NWF   |   January 27, 2011

A hearing Thursday in Traverse City, Mich., to discuss the federal government’s effort to keep Asian carp from invading the Great Lakes showed that public concern over the invasive fish cuts across many socio-economic groups.

More than 150 people showed up at the hearing. In the crowd were politicians in suits, anglers in  blue jeans, old men, young women, Native Americans and other people of color, middle school students, urban dwellers and country folk.

Over and over, people who spoke at the meeting urged the U.S. Army Corps of Engineers to move faster and do more to keep Asian carp in the Mississippi River system from invading Lake Michigan via the Chicago Waterway System.

Michigan Attorney General Bill Schuette told federal officials it would be “nuts” for the Corps to take another four years, until 2015, to complete its Great Lakes and Mississippi River Interbasin Study, known as GLMRIS.

“Asian carp are knock, knock, knocking on Lake Michigan’s door,” Schuette said. “Asian carp pose a clear and present danger to the state of Michigan … waiting until 2015 to complete this study is unacceptable.”

The newly elected Schuette has vowed to continue Michigan’s legal fight to force the closure of locks in the Chicago Shipping Canal, a measure that could keep Asian carp from swimming into Lake Michigan.

National Wildlife Federation has urged the Corps to complete the GLMRIS study by mid-2011. NWF and other groups believe the long-term solution to stopping the northern migration of Asian carp is to create a hydrologic barrier between Lake Michigan and the Chicago Waterway System.

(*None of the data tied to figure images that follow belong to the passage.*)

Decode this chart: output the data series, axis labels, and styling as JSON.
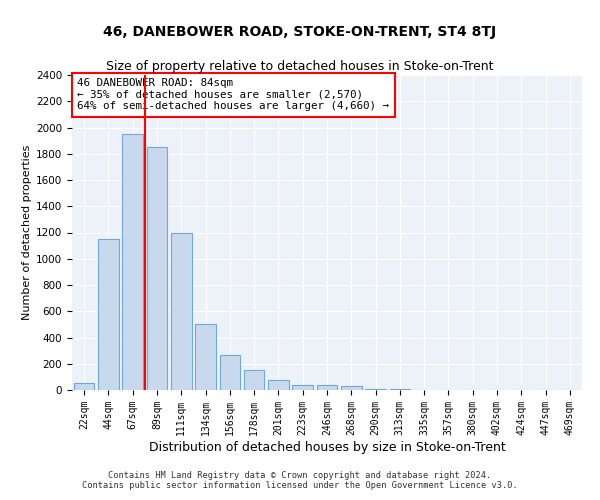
{
  "title": "46, DANEBOWER ROAD, STOKE-ON-TRENT, ST4 8TJ",
  "subtitle": "Size of property relative to detached houses in Stoke-on-Trent",
  "xlabel": "Distribution of detached houses by size in Stoke-on-Trent",
  "ylabel": "Number of detached properties",
  "categories": [
    "22sqm",
    "44sqm",
    "67sqm",
    "89sqm",
    "111sqm",
    "134sqm",
    "156sqm",
    "178sqm",
    "201sqm",
    "223sqm",
    "246sqm",
    "268sqm",
    "290sqm",
    "313sqm",
    "335sqm",
    "357sqm",
    "380sqm",
    "402sqm",
    "424sqm",
    "447sqm",
    "469sqm"
  ],
  "values": [
    50,
    1150,
    1950,
    1850,
    1200,
    500,
    270,
    150,
    80,
    40,
    40,
    30,
    10,
    10,
    0,
    0,
    0,
    0,
    0,
    0,
    0
  ],
  "bar_color": "#c9d9ed",
  "bar_edge_color": "#6fa8dc",
  "annotation_text": "46 DANEBOWER ROAD: 84sqm\n← 35% of detached houses are smaller (2,570)\n64% of semi-detached houses are larger (4,660) →",
  "vline_x": 2.5,
  "vline_color": "red",
  "annotation_box_color": "white",
  "annotation_box_edge": "red",
  "footer1": "Contains HM Land Registry data © Crown copyright and database right 2024.",
  "footer2": "Contains public sector information licensed under the Open Government Licence v3.0.",
  "ylim": [
    0,
    2400
  ],
  "yticks": [
    0,
    200,
    400,
    600,
    800,
    1000,
    1200,
    1400,
    1600,
    1800,
    2000,
    2200,
    2400
  ],
  "background_color": "#edf2f9",
  "grid_color": "white",
  "title_fontsize": 10,
  "subtitle_fontsize": 9,
  "ylabel_fontsize": 8,
  "xlabel_fontsize": 9
}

Marc Smith, senior policy manager at NWF’s Great Lakes Regional Center, said the Corps can move quickly when it wants to. He said Corps officials needed just three months to identify 18 possible sites where artificial links, such as canal and drainage ditches, could allow Asian carp and other invasive species to move between the Great Lakes and the Mississippi River basins.

“That was great — that’s an example that the Corps can move fast,” Smith said.

He urged the Corps to get involved with a privately funded of study of how to create a hydrologic barrier between Lake Michigan and the Chicago Waterway System. That study, commissioned by the Great Lakes Commission and the Great Lakes and St. Lawrence Cities Initiative, will cost $2 million and be completed by January 2012.

The Chicago portion of the Corps study will cost $15 million and take at least four more years to complete. Implementing a solution could take several years after that.

“I represent the Grand Traverse Sportfishing Association and our group of more than 500 members has no faith in you,” Ryan Matuzak, a charter boat captain in Frankfort, told Corps officials. “We don’t believe that you care and we don’t believe you are doing enough.”

John Goss, who is President Obama’s Asian carp czar, said federal agencies are doing a good job of “managing” the spread of Asian carp in the Mississippi River basin.

“We are putting the best and brightest (people) in the Great Lakes region into this fight and I believe we are going to be successful,” Goss said.

Matuzak said the Corps should treat efforts to keep Asian carp out of the Great Lakes as a type of war.

“This country has put people on the moon and we can’t stop an invasion in our own country when we know the pathway?” Matuzak said. “We’d like to see some aggressive action. I want to see some fight.”